Not so fast! There are some great research studies that can demonstrate that when it comes to the investment performance of mutual funds — it’s luck that counts the most.
In the end, working with a portfolio manager who looks at the entire picture of your financial future – and who constructs your portfolio with an eye on how much risk exposure you want (and how the market forces are working) may be a wiser choice.
Some studies (see links below) in the past few years have some interesting points about whether skill is stronger than luck when it comes to beating the market with mutual funds.
The Momentum Effect is … Meh
A common strategy for picking mutual funds is to go with the momentum investing model. In other words, go find an actively managed mutual fund — one for which managers select stocks — that beat the market the previous year. Momentum investing has been the ongoing model for selecting mutual funds for the last few decades; many cite a study by Mark Carhart, who studied mutual fund returns from 1962 to 1993.
A new study, “Did Mutual Fund Persistence Persist?” follows directly in the footsteps of Carhart, but this time examined what happened from 1994 until 2018. The answer: the momentum effect didn’t exist anymore. Other recent studies point to some reasons why.
Picking Talent is Not an Investment Strategy
Lots of marketing language for mutual fund companies will heap praise on the skill and training of the mutual fund managers. You get the feeling that you are actually paying for the high salaries of superstar managers – and it will be worth it to pay more for top talent.

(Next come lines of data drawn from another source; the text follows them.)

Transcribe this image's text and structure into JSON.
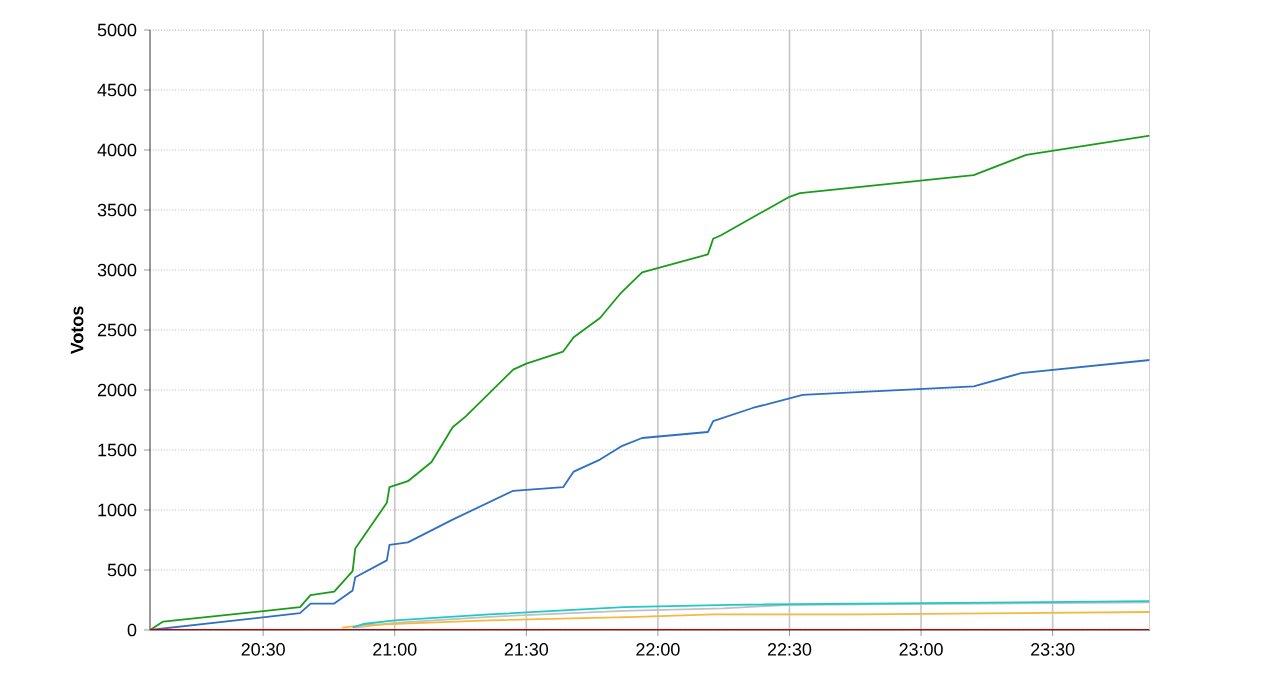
{
  "chart_data": {
    "type": "line",
    "ylabel": "Votos",
    "xlim": [
      20.07,
      23.87
    ],
    "ylim": [
      0,
      5000
    ],
    "xticks": [
      {
        "value": 20.5,
        "label": "20:30"
      },
      {
        "value": 21,
        "label": "21:00"
      },
      {
        "value": 21.5,
        "label": "21:30"
      },
      {
        "value": 22,
        "label": "22:00"
      },
      {
        "value": 22.5,
        "label": "22:30"
      },
      {
        "value": 23,
        "label": "23:00"
      },
      {
        "value": 23.5,
        "label": "23:30"
      }
    ],
    "yticks": [
      0,
      500,
      1000,
      1500,
      2000,
      2500,
      3000,
      3500,
      4000,
      4500,
      5000
    ],
    "grid": true,
    "marker": "none",
    "line_style": "solid",
    "series": [
      {
        "color": "#1a9c1a",
        "x": [
          20.07,
          20.12,
          20.64,
          20.68,
          20.77,
          20.84,
          20.85,
          20.97,
          20.98,
          21.05,
          21.14,
          21.22,
          21.27,
          21.45,
          21.5,
          21.64,
          21.68,
          21.78,
          21.86,
          21.94,
          22.19,
          22.21,
          22.24,
          22.5,
          22.54,
          23.2,
          23.4,
          23.87
        ],
        "values": [
          0,
          70,
          190,
          290,
          320,
          490,
          680,
          1060,
          1190,
          1240,
          1400,
          1690,
          1780,
          2170,
          2220,
          2320,
          2440,
          2600,
          2810,
          2980,
          3130,
          3260,
          3290,
          3610,
          3640,
          3790,
          3960,
          4120
        ]
      },
      {
        "color": "#2f6fc4",
        "x": [
          20.07,
          20.64,
          20.68,
          20.77,
          20.84,
          20.85,
          20.97,
          20.98,
          21.05,
          21.22,
          21.45,
          21.64,
          21.68,
          21.78,
          21.86,
          21.94,
          22.19,
          22.21,
          22.36,
          22.5,
          22.55,
          23.2,
          23.38,
          23.87
        ],
        "values": [
          0,
          140,
          220,
          220,
          330,
          440,
          580,
          710,
          730,
          920,
          1160,
          1190,
          1320,
          1420,
          1530,
          1600,
          1650,
          1740,
          1850,
          1930,
          1960,
          2030,
          2140,
          2250
        ]
      },
      {
        "color": "#c0c0c0",
        "x": [
          20.85,
          21.0,
          21.36,
          21.87,
          22.25,
          22.5,
          23.87
        ],
        "values": [
          20,
          60,
          110,
          160,
          180,
          210,
          230
        ]
      },
      {
        "color": "#f5b840",
        "x": [
          20.8,
          20.88,
          21.36,
          21.92,
          22.21,
          22.77,
          23.87
        ],
        "values": [
          20,
          40,
          80,
          110,
          130,
          130,
          150
        ]
      },
      {
        "color": "#22c8c8",
        "x": [
          20.84,
          20.88,
          21.0,
          21.36,
          21.87,
          22.27,
          23.87
        ],
        "values": [
          20,
          50,
          80,
          130,
          190,
          210,
          240
        ]
      },
      {
        "color": "#c00000",
        "x": [
          20.07,
          23.87
        ],
        "values": [
          0,
          0
        ]
      }
    ]
  }
}
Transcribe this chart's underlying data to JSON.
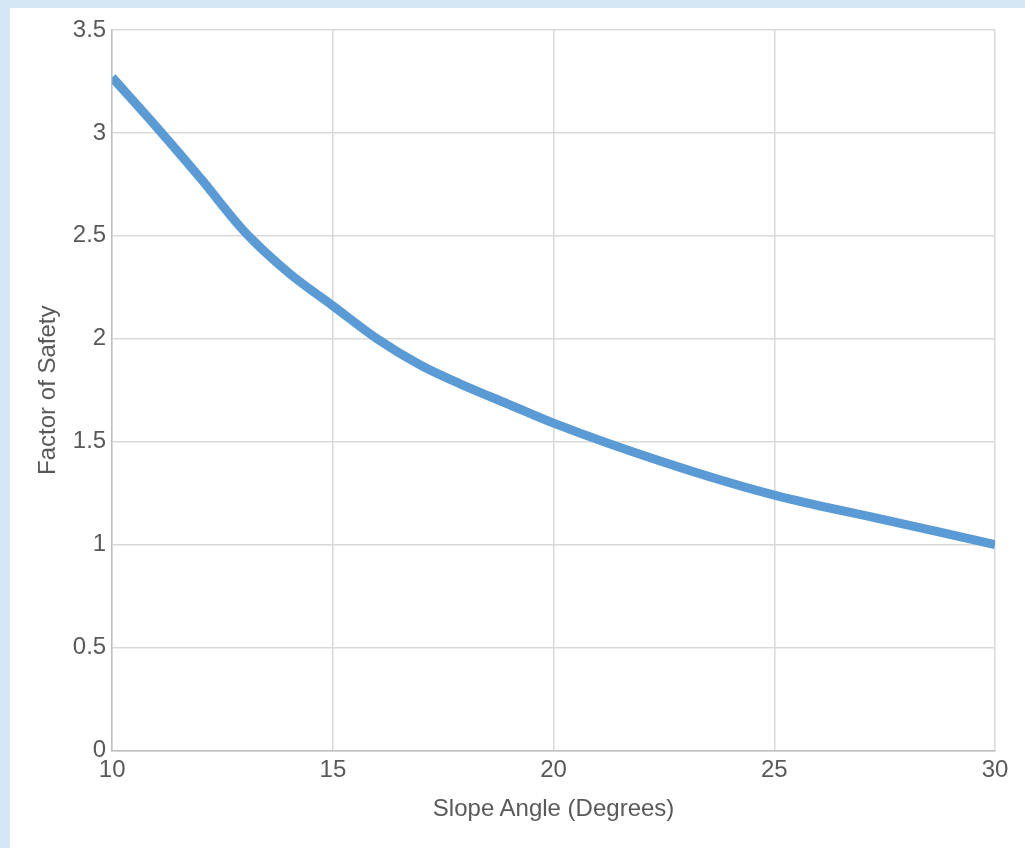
{
  "chart_data": {
    "type": "line",
    "xlabel": "Slope Angle (Degrees)",
    "ylabel": "Factor of Safety",
    "x": [
      10,
      11,
      12,
      13,
      14,
      15,
      16,
      17,
      18,
      19,
      20,
      22.5,
      25,
      27.5,
      30
    ],
    "series": [
      {
        "color": "#5b9bd5",
        "values": [
          3.27,
          3.03,
          2.78,
          2.52,
          2.32,
          2.16,
          2.0,
          1.87,
          1.77,
          1.68,
          1.59,
          1.4,
          1.24,
          1.12,
          1.0
        ]
      }
    ],
    "xlim": [
      10,
      30
    ],
    "xticks": [
      10,
      15,
      20,
      25,
      30
    ],
    "ylim": [
      0,
      3.5
    ],
    "yticks": [
      0,
      0.5,
      1,
      1.5,
      2,
      2.5,
      3,
      3.5
    ],
    "grid": true,
    "legend": false,
    "marker": "none",
    "line_style": "solid"
  }
}
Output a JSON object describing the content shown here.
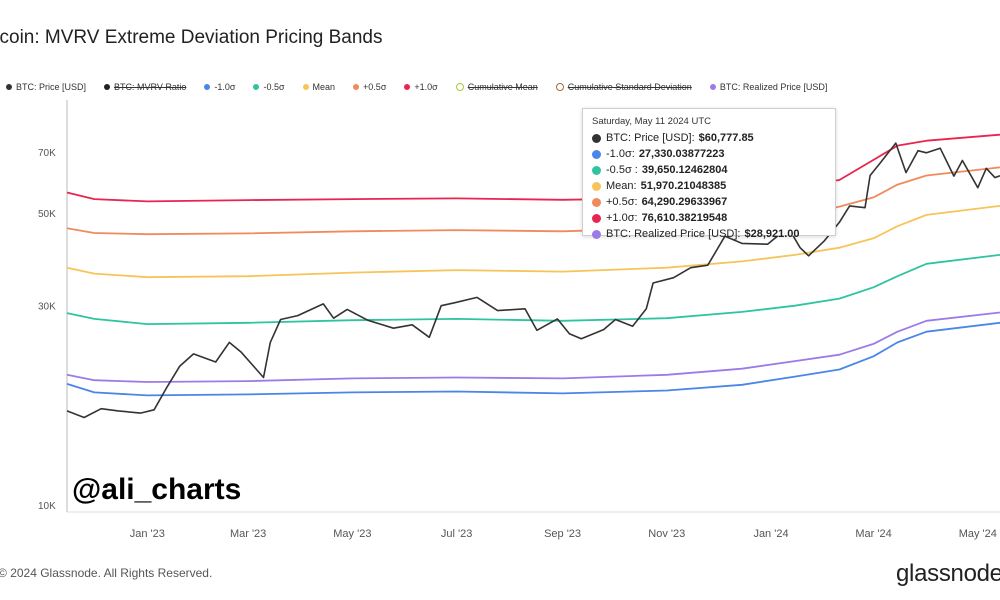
{
  "title": "itcoin: MVRV Extreme Deviation Pricing Bands",
  "legend": [
    {
      "label": "BTC: Price [USD]",
      "color": "#333333",
      "strike": false,
      "kind": "dot"
    },
    {
      "label": "BTC: MVRV Ratio",
      "color": "#222222",
      "strike": true,
      "kind": "dot"
    },
    {
      "label": "-1.0σ",
      "color": "#4a86e8",
      "strike": false,
      "kind": "dot"
    },
    {
      "label": "-0.5σ",
      "color": "#2ec4a0",
      "strike": false,
      "kind": "dot"
    },
    {
      "label": "Mean",
      "color": "#f7c45a",
      "strike": false,
      "kind": "dot"
    },
    {
      "label": "+0.5σ",
      "color": "#f08a5d",
      "strike": false,
      "kind": "dot"
    },
    {
      "label": "+1.0σ",
      "color": "#e8254f",
      "strike": false,
      "kind": "dot"
    },
    {
      "label": "Cumulative Mean",
      "color": "#a8c93a",
      "strike": true,
      "kind": "line"
    },
    {
      "label": "Cumulative Standard Deviation",
      "color": "#a0723a",
      "strike": true,
      "kind": "line"
    },
    {
      "label": "BTC: Realized Price [USD]",
      "color": "#9b7be8",
      "strike": false,
      "kind": "dot"
    }
  ],
  "tooltip": {
    "date": "Saturday, May 11 2024 UTC",
    "rows": [
      {
        "label": "BTC: Price [USD]:",
        "value": "$60,777.85",
        "color": "#333333"
      },
      {
        "label": "-1.0σ:",
        "value": "27,330.03877223",
        "color": "#4a86e8"
      },
      {
        "label": "-0.5σ :",
        "value": "39,650.12462804",
        "color": "#2ec4a0"
      },
      {
        "label": "Mean:",
        "value": "51,970.21048385",
        "color": "#f7c45a"
      },
      {
        "label": "+0.5σ:",
        "value": "64,290.29633967",
        "color": "#f08a5d"
      },
      {
        "label": "+1.0σ:",
        "value": "76,610.38219548",
        "color": "#e8254f"
      },
      {
        "label": "BTC: Realized Price [USD]:",
        "value": "$28,921.00",
        "color": "#9b7be8"
      }
    ]
  },
  "watermark": "@ali_charts",
  "copyright": "2024 Glassnode. All Rights Reserved.",
  "brand": "glassnode",
  "chart_data": {
    "type": "line",
    "title": "itcoin: MVRV Extreme Deviation Pricing Bands",
    "y_scale": "log",
    "ylim": [
      10000,
      78000
    ],
    "x_range": [
      "2022-11-15",
      "2024-05-14"
    ],
    "x_ticks": [
      "Jan '23",
      "Mar '23",
      "May '23",
      "Jul '23",
      "Sep '23",
      "Nov '23",
      "Jan '24",
      "Mar '24",
      "May '24"
    ],
    "x_tick_dates": [
      "2023-01-01",
      "2023-03-01",
      "2023-05-01",
      "2023-07-01",
      "2023-09-01",
      "2023-11-01",
      "2024-01-01",
      "2024-03-01",
      "2024-05-01"
    ],
    "y_ticks": [
      10000,
      30000,
      50000,
      70000
    ],
    "y_tick_labels": [
      "10K",
      "30K",
      "50K",
      "70K"
    ],
    "grid": false,
    "legend_position": "top",
    "series": [
      {
        "name": "+1.0σ",
        "color": "#e8254f",
        "points": [
          [
            "2022-11-15",
            56000
          ],
          [
            "2022-12-01",
            54000
          ],
          [
            "2023-01-01",
            53300
          ],
          [
            "2023-03-01",
            53700
          ],
          [
            "2023-05-01",
            54000
          ],
          [
            "2023-07-01",
            54200
          ],
          [
            "2023-09-01",
            53800
          ],
          [
            "2023-11-01",
            54300
          ],
          [
            "2023-12-15",
            56000
          ],
          [
            "2024-01-15",
            58000
          ],
          [
            "2024-02-10",
            60000
          ],
          [
            "2024-03-01",
            67000
          ],
          [
            "2024-03-15",
            72500
          ],
          [
            "2024-04-01",
            74500
          ],
          [
            "2024-05-14",
            77000
          ]
        ]
      },
      {
        "name": "+0.5σ",
        "color": "#f08a5d",
        "points": [
          [
            "2022-11-15",
            46000
          ],
          [
            "2022-12-01",
            44800
          ],
          [
            "2023-01-01",
            44500
          ],
          [
            "2023-03-01",
            44700
          ],
          [
            "2023-05-01",
            45200
          ],
          [
            "2023-07-01",
            45500
          ],
          [
            "2023-09-01",
            45200
          ],
          [
            "2023-11-01",
            46000
          ],
          [
            "2023-12-15",
            47200
          ],
          [
            "2024-01-15",
            49000
          ],
          [
            "2024-02-10",
            51800
          ],
          [
            "2024-03-01",
            54500
          ],
          [
            "2024-03-15",
            58500
          ],
          [
            "2024-04-01",
            61500
          ],
          [
            "2024-05-14",
            64300
          ]
        ]
      },
      {
        "name": "Mean",
        "color": "#f7c45a",
        "points": [
          [
            "2022-11-15",
            37000
          ],
          [
            "2022-12-01",
            35800
          ],
          [
            "2023-01-01",
            35100
          ],
          [
            "2023-03-01",
            35300
          ],
          [
            "2023-05-01",
            36000
          ],
          [
            "2023-07-01",
            36500
          ],
          [
            "2023-09-01",
            36200
          ],
          [
            "2023-11-01",
            37000
          ],
          [
            "2023-12-15",
            38300
          ],
          [
            "2024-01-15",
            39700
          ],
          [
            "2024-02-10",
            41300
          ],
          [
            "2024-03-01",
            43500
          ],
          [
            "2024-03-15",
            46500
          ],
          [
            "2024-04-01",
            49500
          ],
          [
            "2024-05-14",
            52000
          ]
        ]
      },
      {
        "name": "-0.5σ",
        "color": "#2ec4a0",
        "points": [
          [
            "2022-11-15",
            28800
          ],
          [
            "2022-12-01",
            27900
          ],
          [
            "2023-01-01",
            27100
          ],
          [
            "2023-03-01",
            27300
          ],
          [
            "2023-05-01",
            27700
          ],
          [
            "2023-07-01",
            27900
          ],
          [
            "2023-09-01",
            27600
          ],
          [
            "2023-11-01",
            28000
          ],
          [
            "2023-12-15",
            29000
          ],
          [
            "2024-01-15",
            30000
          ],
          [
            "2024-02-10",
            31200
          ],
          [
            "2024-03-01",
            33200
          ],
          [
            "2024-03-15",
            35300
          ],
          [
            "2024-04-01",
            37800
          ],
          [
            "2024-05-14",
            39700
          ]
        ]
      },
      {
        "name": "BTC: Realized Price [USD]",
        "color": "#9b7be8",
        "points": [
          [
            "2022-11-15",
            20500
          ],
          [
            "2022-12-01",
            19900
          ],
          [
            "2023-01-01",
            19700
          ],
          [
            "2023-03-01",
            19800
          ],
          [
            "2023-05-01",
            20100
          ],
          [
            "2023-07-01",
            20200
          ],
          [
            "2023-09-01",
            20100
          ],
          [
            "2023-11-01",
            20500
          ],
          [
            "2023-12-15",
            21200
          ],
          [
            "2024-01-15",
            22100
          ],
          [
            "2024-02-10",
            22900
          ],
          [
            "2024-03-01",
            24300
          ],
          [
            "2024-03-15",
            26000
          ],
          [
            "2024-04-01",
            27600
          ],
          [
            "2024-05-14",
            28900
          ]
        ]
      },
      {
        "name": "-1.0σ",
        "color": "#4a86e8",
        "points": [
          [
            "2022-11-15",
            19500
          ],
          [
            "2022-12-01",
            18600
          ],
          [
            "2023-01-01",
            18300
          ],
          [
            "2023-03-01",
            18400
          ],
          [
            "2023-05-01",
            18600
          ],
          [
            "2023-07-01",
            18700
          ],
          [
            "2023-09-01",
            18500
          ],
          [
            "2023-11-01",
            18800
          ],
          [
            "2023-12-15",
            19400
          ],
          [
            "2024-01-15",
            20300
          ],
          [
            "2024-02-10",
            21100
          ],
          [
            "2024-03-01",
            22700
          ],
          [
            "2024-03-15",
            24500
          ],
          [
            "2024-04-01",
            26000
          ],
          [
            "2024-05-14",
            27300
          ]
        ]
      },
      {
        "name": "BTC: Price [USD]",
        "color": "#333333",
        "points": [
          [
            "2022-11-15",
            16800
          ],
          [
            "2022-11-25",
            16200
          ],
          [
            "2022-12-05",
            17000
          ],
          [
            "2022-12-15",
            16800
          ],
          [
            "2022-12-28",
            16600
          ],
          [
            "2023-01-05",
            16900
          ],
          [
            "2023-01-12",
            19000
          ],
          [
            "2023-01-20",
            21500
          ],
          [
            "2023-01-28",
            23000
          ],
          [
            "2023-02-10",
            22000
          ],
          [
            "2023-02-18",
            24500
          ],
          [
            "2023-02-25",
            23200
          ],
          [
            "2023-03-10",
            20200
          ],
          [
            "2023-03-14",
            24500
          ],
          [
            "2023-03-20",
            27800
          ],
          [
            "2023-03-30",
            28400
          ],
          [
            "2023-04-14",
            30300
          ],
          [
            "2023-04-20",
            28000
          ],
          [
            "2023-04-28",
            29400
          ],
          [
            "2023-05-10",
            27700
          ],
          [
            "2023-05-25",
            26500
          ],
          [
            "2023-06-05",
            27000
          ],
          [
            "2023-06-15",
            25200
          ],
          [
            "2023-06-22",
            30000
          ],
          [
            "2023-06-30",
            30500
          ],
          [
            "2023-07-13",
            31400
          ],
          [
            "2023-07-25",
            29200
          ],
          [
            "2023-08-10",
            29500
          ],
          [
            "2023-08-17",
            26200
          ],
          [
            "2023-08-29",
            27900
          ],
          [
            "2023-09-05",
            25700
          ],
          [
            "2023-09-12",
            25000
          ],
          [
            "2023-09-25",
            26300
          ],
          [
            "2023-10-02",
            27800
          ],
          [
            "2023-10-12",
            26800
          ],
          [
            "2023-10-20",
            29500
          ],
          [
            "2023-10-24",
            34000
          ],
          [
            "2023-11-05",
            35000
          ],
          [
            "2023-11-15",
            37000
          ],
          [
            "2023-11-25",
            37500
          ],
          [
            "2023-12-05",
            44000
          ],
          [
            "2023-12-15",
            42300
          ],
          [
            "2023-12-30",
            42100
          ],
          [
            "2024-01-11",
            46200
          ],
          [
            "2024-01-18",
            41300
          ],
          [
            "2024-01-23",
            39500
          ],
          [
            "2024-02-01",
            42800
          ],
          [
            "2024-02-10",
            47500
          ],
          [
            "2024-02-16",
            52000
          ],
          [
            "2024-02-25",
            51500
          ],
          [
            "2024-02-28",
            61500
          ],
          [
            "2024-03-05",
            66000
          ],
          [
            "2024-03-14",
            73500
          ],
          [
            "2024-03-20",
            62500
          ],
          [
            "2024-03-27",
            70500
          ],
          [
            "2024-04-01",
            69700
          ],
          [
            "2024-04-09",
            71500
          ],
          [
            "2024-04-17",
            61300
          ],
          [
            "2024-04-22",
            66800
          ],
          [
            "2024-05-01",
            57500
          ],
          [
            "2024-05-06",
            64000
          ],
          [
            "2024-05-11",
            60800
          ],
          [
            "2024-05-14",
            61400
          ]
        ]
      }
    ]
  }
}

The study “Scale and Skill in Active Management” thwarts that argument. Researchers point out that even when the mutual fund managers are skilled, the same skill levels are seen across the board in the mutual fund industry. So, there is no advantage in paying for the salaries of an all-star team.
The researchers summarize their findings:
As the size of the active mutual fund industry increases, a fund׳s ability to outperform passive benchmarks declines. At the fund level, all methods considered indicate decreasing returns, though estimates that avoid econometric biases are insignificant. We also find that the active management industry has become more skilled over time. This upward trend in skill coincides with industry growth, which precludes the skill improvement from boosting fund performance. Finally, we find that performance deteriorates over a typical fund׳s lifetime. This result can also be explained by industry-level decreasing returns to scale.
Re-Sorting the Stocks
Another study points to the impact and randomness of stock rebalancing – and how it just creates a dumb luck effect on fund performance. Or, think of it as a huge roulette wheel. In the study “Rebalance Timing Luck: The (Dumb) Luck of Smart Beta” researchers point to the impact of how often funds rebalance and shift around their stock holdings. Funds regularly engage in rebalancing mutual funds (usually based on an automated system set by the fund’s investment strategy) to its target allocation. Rebalancing is done by divesting in underperforming assets and investing in the stocks that follow the fund’s goals (ie: growth, value).
The timing of rebalancing varies according to each fund. But the shifting market forces make it hard to analyze the performance against benchmarks.
Our results suggest substantial problems for analyzing any investment when the strategy, its peer group, or its benchmark is susceptible to performance impacts driven by the choice of rebalance schedule.
So What to Look For?
Instead of trying the NBA model (ie: pick a winning mutual fund and betting on its future success), there is another holistic approach to investment strategies.
A portfolio manager looks at the complete picture – covering factors such as market forces and retirement time frame – when creating a portfolio for clients that can include mutual funds as well as other investment options for balance and risk management. As the market shifts amid the tumultuous 2021 events, our portfolio managers scale their perspectives to meet our clients’ needs. We realize that a nimble, customized approach is the key during these … well, interesting times.
As Justin Thomas, one of our managing partners noted in a recent column about the market gains in the last month:
But while we don’t know when the music stops, we do know what happens. And it won’t be pretty. Of course, that’s where Stableford comes in. We are aware of these factors. Our goal is not to be tied to one viewpoint, be it perma-bear or perma-bull, but to take measure of all views and set a prudent course.